On average, costs before subsidies for centre-based care, including the Integrated Home and Day Care Programme, range from $900 to $2,200 a month, while home-based care ranges from $23 an hour for personal care, to $95 to $150 a visit for medical, nursing and therapy care.
Families that do not qualify for the subsidies may end up hiring a foreign domestic worker instead, though they are usually not trained to manage people with complex care needs.

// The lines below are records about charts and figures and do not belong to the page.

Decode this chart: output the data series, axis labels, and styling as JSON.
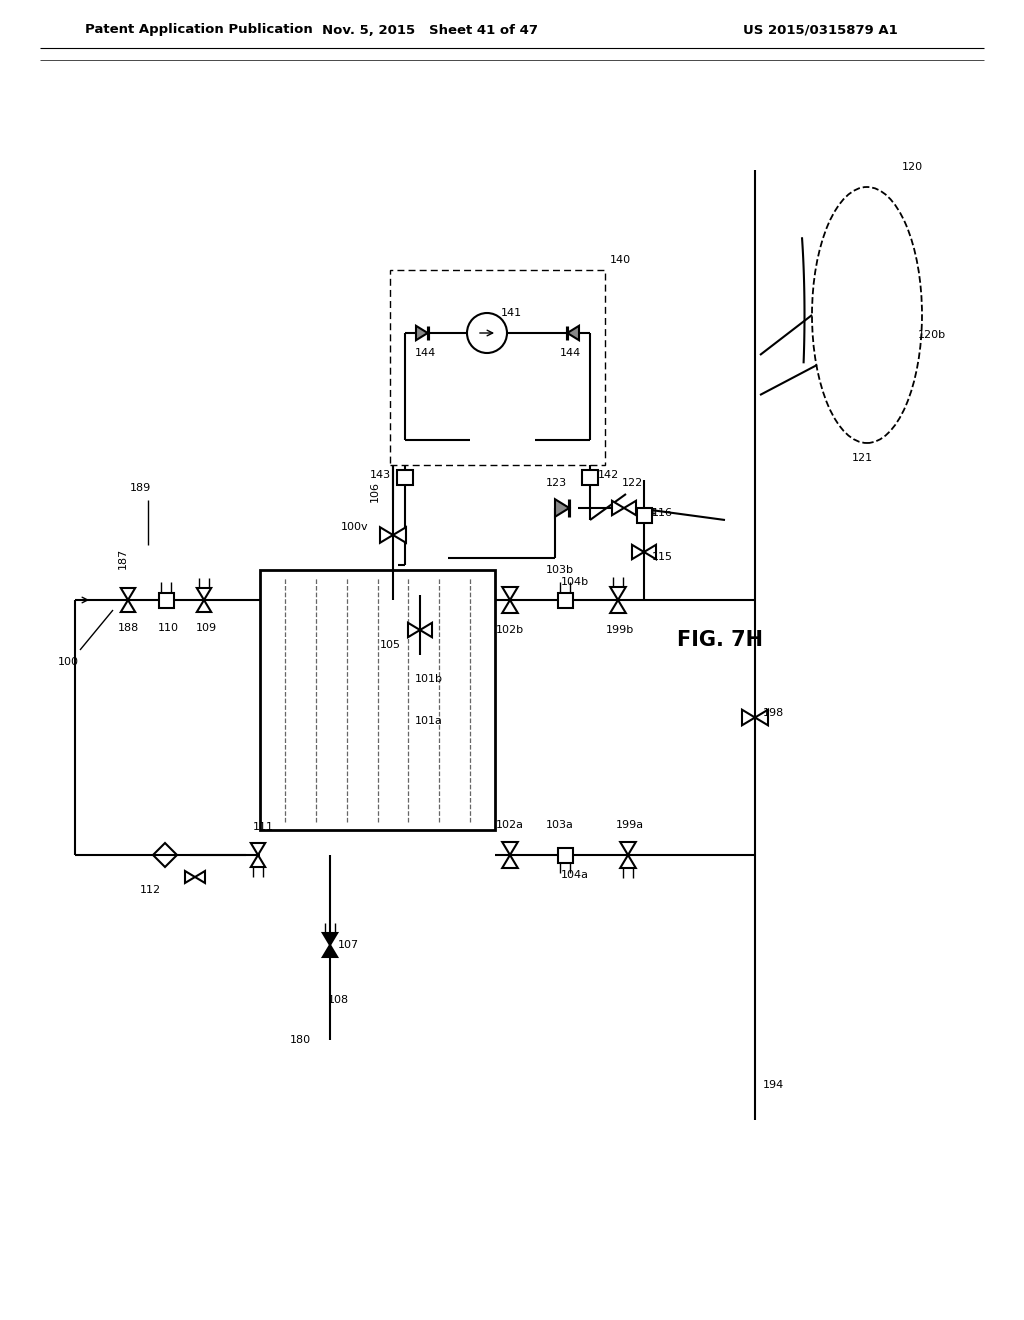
{
  "title_left": "Patent Application Publication",
  "title_mid": "Nov. 5, 2015   Sheet 41 of 47",
  "title_right": "US 2015/0315879 A1",
  "fig_label": "FIG. 7H",
  "bg_color": "#ffffff",
  "line_color": "#000000"
}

The study highlighted the fact that there seems to be care provision only at extremes — home-based or nursing-home based — with hardly any other options. This may create an artificially high demand for nursing homes, due to the lack of alternatives.
But there is a large group of seniors who are capable of fully independent living but do not have the high care needs, and assisted living can address the preference that Singaporeans have for ageing in their own homes.
This is seen in the fact that many seniors have moved from old homes to studio apartments, for instance, which allows them to realise the value of their initial property, says Professor Wee Shou Liang, of the Singapore Institute of Technology’s Health and Social Sciences faculty. Prof Wee is also research director of the MOH’s Geriatric Education and Research Institute (GERI).
Assisted living facilities, where residents are not reliant on caregivers, provide a “tailored level of support between that of community-based care support and nursing home care”, says Prof Wee. “More assisted living facilities may reduce demand for nursing homes, by delaying entry into a nursing home.”
The availability of more ageing alternatives is likely to be a significant help to the caregivers in the future. The predominance of women as caregivers for ageing parents puts a penalty on their own financial security.
The earlier they quit their careers or opt for more flexible working arrangements leads to greater financial penalties, especially in contributing to their CPF accounts, which helps build their retirement savings.
Freelancer Eugenia Chew has been fortunate to be able to weather the deepening crunch caring for her elderly mother puts on her savings and earnings. But if alternatives are not forthcoming soon, she may have to seriously consider a move that was previously considered out of the question — moving her mother to a nursing home or a similar facility.
“I promised my late father that I would do everything in my power to let Mum stay with me. But I could not predict the sudden and rapid effect of the Covid-19 pandemic or economic downturns then,” she says.
“I am glad that I can look after Mum for now, but later….I will have to cross that bridge when I come to it. It does not benefit me to think about it now. I will wait and see what further financial support there will be and then I hope to stave off the inevitable,’’ she says.